I dont think I know (in my limited experience) how to do it starting from the model that you already have but if I understand your question I would simply build Pmarginal myself as histogram and then sample data from there. Never used Ricardo’s suggestion the do calculus though that also seems like an interesting option. In more detail:
1- Since you know the exact forms of P1,P2 and your priors are uniform (they are basically just setting boundaries for your integrals), I would check if the integral you have given can be calculated exactly (if you are lucky you might get something in terms of incomplete gamma functions). If not I would integrate it numerically. In both cases you get a density (up to scale) for Pmarginal depending on ng. Using that density as an histogram you can generate random Ng observables, see for instance:
2- Then you use these randomly generated observables just as you have used ng in your model.
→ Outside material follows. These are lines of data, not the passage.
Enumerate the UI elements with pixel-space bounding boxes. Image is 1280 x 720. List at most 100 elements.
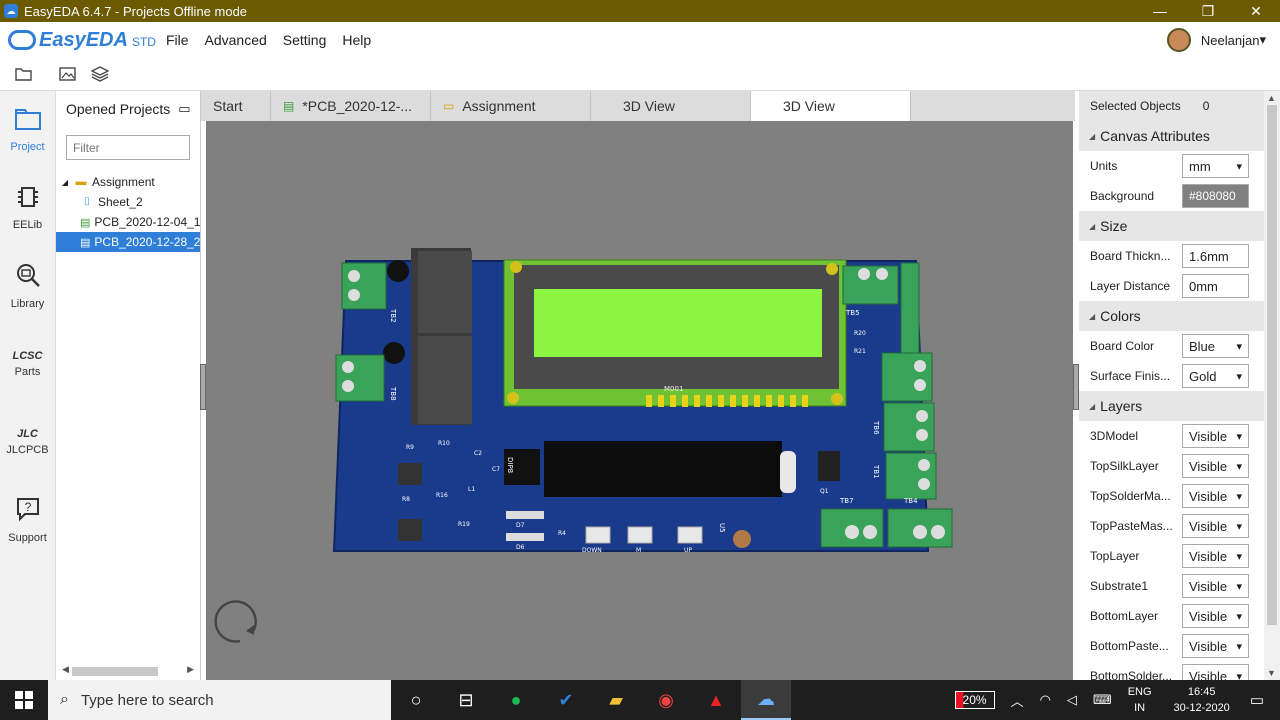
rail-library[interactable]: Library: [0, 247, 55, 325]
section-size[interactable]: ◢ Size: [1079, 211, 1264, 241]
layer-visibility-select[interactable]: Visible: [1182, 604, 1249, 628]
rail-label: Project: [10, 141, 45, 153]
scroll-thumb[interactable]: [72, 667, 158, 676]
restore-button[interactable]: ❐: [1184, 0, 1232, 22]
label-tb4: TB4: [903, 497, 918, 505]
image-export-icon[interactable]: [58, 65, 78, 83]
close-button[interactable]: ✕: [1232, 0, 1280, 22]
file-explorer-icon[interactable]: ▰: [591, 680, 641, 720]
taskbar-search-box[interactable]: ⌕ Type here to search: [48, 680, 391, 720]
3d-view-canvas[interactable]: M001 TB2 TB8 TB5 TB6 TB1 TB7 TB4 DIP8 U5…: [206, 121, 1073, 680]
layer-visibility-select[interactable]: Visible: [1182, 634, 1249, 658]
easyeda-taskbar-icon[interactable]: ☁: [741, 680, 791, 720]
collapse-triangle-icon: ◢: [1089, 401, 1096, 411]
ic-ok1: [398, 463, 422, 485]
label-r21: R21: [854, 348, 866, 355]
tab-assignment[interactable]: ▭ Assignment: [431, 91, 591, 121]
lang-code: ENG: [1127, 686, 1152, 698]
layer-visibility-select[interactable]: Visible: [1182, 544, 1249, 568]
minimize-button[interactable]: —: [1136, 0, 1184, 22]
rail-parts[interactable]: LCSC Parts: [0, 325, 55, 403]
prop-layer-topsolder: TopSolderMa... Visible: [1079, 481, 1264, 511]
language-indicator[interactable]: ENG IN: [1128, 684, 1152, 716]
chrome-icon[interactable]: ◉: [641, 680, 691, 720]
section-colors[interactable]: ◢ Colors: [1079, 301, 1264, 331]
user-menu[interactable]: Neelanjan ▾: [1166, 28, 1266, 52]
layer-distance-input[interactable]: 0mm: [1182, 274, 1249, 298]
windows-logo-icon: [15, 691, 33, 709]
windows-start-button[interactable]: [0, 680, 48, 720]
tree-item-pcb-1[interactable]: ▤ PCB_2020-12-04_1: [56, 212, 200, 232]
tab-pcb[interactable]: ▤ *PCB_2020-12-...: [271, 91, 431, 121]
filter-input[interactable]: [66, 135, 190, 160]
menu-setting[interactable]: Setting: [283, 32, 327, 48]
prop-label: TopPasteMas...: [1090, 519, 1173, 533]
tree-folder-assignment[interactable]: ◢ ▬ Assignment: [56, 172, 200, 192]
volume-icon[interactable]: ◁: [1067, 692, 1077, 708]
background-color-input[interactable]: #808080: [1182, 184, 1249, 208]
rail-project[interactable]: Project: [0, 91, 55, 169]
scroll-left-icon[interactable]: ◀: [62, 664, 69, 675]
logo-text: EasyEDA: [39, 28, 128, 51]
scroll-up-icon[interactable]: ▲: [1267, 93, 1276, 103]
section-canvas-attributes[interactable]: ◢ Canvas Attributes: [1079, 121, 1264, 151]
opened-projects-panel: Opened Projects ▭ ◢ ▬ Assignment ⌷ Sheet…: [56, 91, 201, 680]
tree-item-sheet[interactable]: ⌷ Sheet_2: [56, 192, 200, 212]
layer-visibility-select[interactable]: Visible: [1182, 664, 1249, 680]
folder-icon: ▬: [75, 176, 87, 188]
scroll-thumb[interactable]: [1267, 105, 1277, 625]
collapse-triangle-icon[interactable]: ◢: [60, 178, 70, 187]
label-r16: R16: [436, 492, 448, 499]
menu-help[interactable]: Help: [342, 32, 371, 48]
chevron-up-icon[interactable]: ︿: [1011, 691, 1024, 710]
surface-finish-select[interactable]: Gold: [1182, 364, 1249, 388]
wifi-icon[interactable]: ◠: [1040, 692, 1051, 708]
label-u5: U5: [718, 523, 726, 533]
label-c7: C7: [492, 466, 500, 473]
label-l1: L1: [468, 486, 475, 493]
layer-visibility-select[interactable]: Visible: [1182, 484, 1249, 508]
todo-icon[interactable]: ✔: [541, 680, 591, 720]
board-thickness-input[interactable]: 1.6mm: [1182, 244, 1249, 268]
notification-icon[interactable]: ▭: [1250, 691, 1264, 709]
units-select[interactable]: mm: [1182, 154, 1249, 178]
tab-start[interactable]: Start: [201, 91, 271, 121]
vertical-scrollbar[interactable]: ▲ ▼: [1264, 91, 1280, 680]
section-layers[interactable]: ◢ Layers: [1079, 391, 1264, 421]
avatar: [1166, 28, 1191, 52]
layer-visibility-select[interactable]: Visible: [1182, 514, 1249, 538]
layer-visibility-select[interactable]: Visible: [1182, 424, 1249, 448]
menu-advanced[interactable]: Advanced: [205, 32, 267, 48]
rail-eelib[interactable]: EELib: [0, 169, 55, 247]
prop-layer-toppaste: TopPasteMas... Visible: [1079, 511, 1264, 541]
layers-icon[interactable]: [90, 65, 110, 83]
layer-visibility-select[interactable]: Visible: [1182, 454, 1249, 478]
open-folder-icon[interactable]: [14, 65, 34, 83]
tab-3d-view-2[interactable]: 3D View: [751, 91, 911, 121]
scroll-right-icon[interactable]: ▶: [187, 664, 194, 675]
acrobat-icon[interactable]: ▲: [691, 680, 741, 720]
taskbar-clock[interactable]: 16:45 30-12-2020: [1174, 684, 1230, 716]
spotify-icon[interactable]: ●: [491, 680, 541, 720]
task-view-icon[interactable]: ⊟: [441, 680, 491, 720]
rail-support[interactable]: ? Support: [0, 481, 55, 559]
menu-file[interactable]: File: [166, 32, 189, 48]
section-title: Canvas Attributes: [1100, 128, 1210, 144]
keyboard-icon[interactable]: ⌨: [1093, 692, 1112, 708]
prop-layer-3dmodel: 3DModel Visible: [1079, 421, 1264, 451]
tab-3d-view-1[interactable]: 3D View: [591, 91, 751, 121]
board-color-select[interactable]: Blue: [1182, 334, 1249, 358]
reset-rotation-icon[interactable]: [214, 600, 257, 643]
tree-item-pcb-2[interactable]: ▤ PCB_2020-12-28_2: [56, 232, 200, 252]
scroll-down-icon[interactable]: ▼: [1267, 668, 1276, 678]
calendar-icon[interactable]: ▭: [178, 101, 190, 117]
pcb-3d-render: M001 TB2 TB8 TB5 TB6 TB1 TB7 TB4 DIP8 U5…: [214, 248, 953, 643]
battery-indicator[interactable]: 20%: [954, 691, 995, 709]
layer-visibility-select[interactable]: Visible: [1182, 574, 1249, 598]
horizontal-scrollbar[interactable]: ◀ ▶: [60, 664, 196, 678]
collapse-left-panel-handle[interactable]: [200, 364, 206, 410]
schematic-icon: ⌷: [83, 195, 91, 208]
cortana-icon[interactable]: ○: [391, 680, 441, 720]
rail-jlcpcb[interactable]: JLC JLCPCB: [0, 403, 55, 481]
tab-label: *PCB_2020-12-...: [302, 98, 413, 114]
This being said, I have never attempted such a thing myself so I don’t have any feeling on how the resolution you choose for your integration and histogram sampling would affect the results you would get, so that should be something that is also tested.
ps:
Note that in pymc_experimental there is marginalization over finite discrete parameters
https://www.pymc.io/projects/experimental/en/latest/generated/pymc_experimental.MarginalModel.html
but I suspect that would not be sufficient for you since you want to marginalize over continuous parameters. But still putting it here in case you find it useful somehow.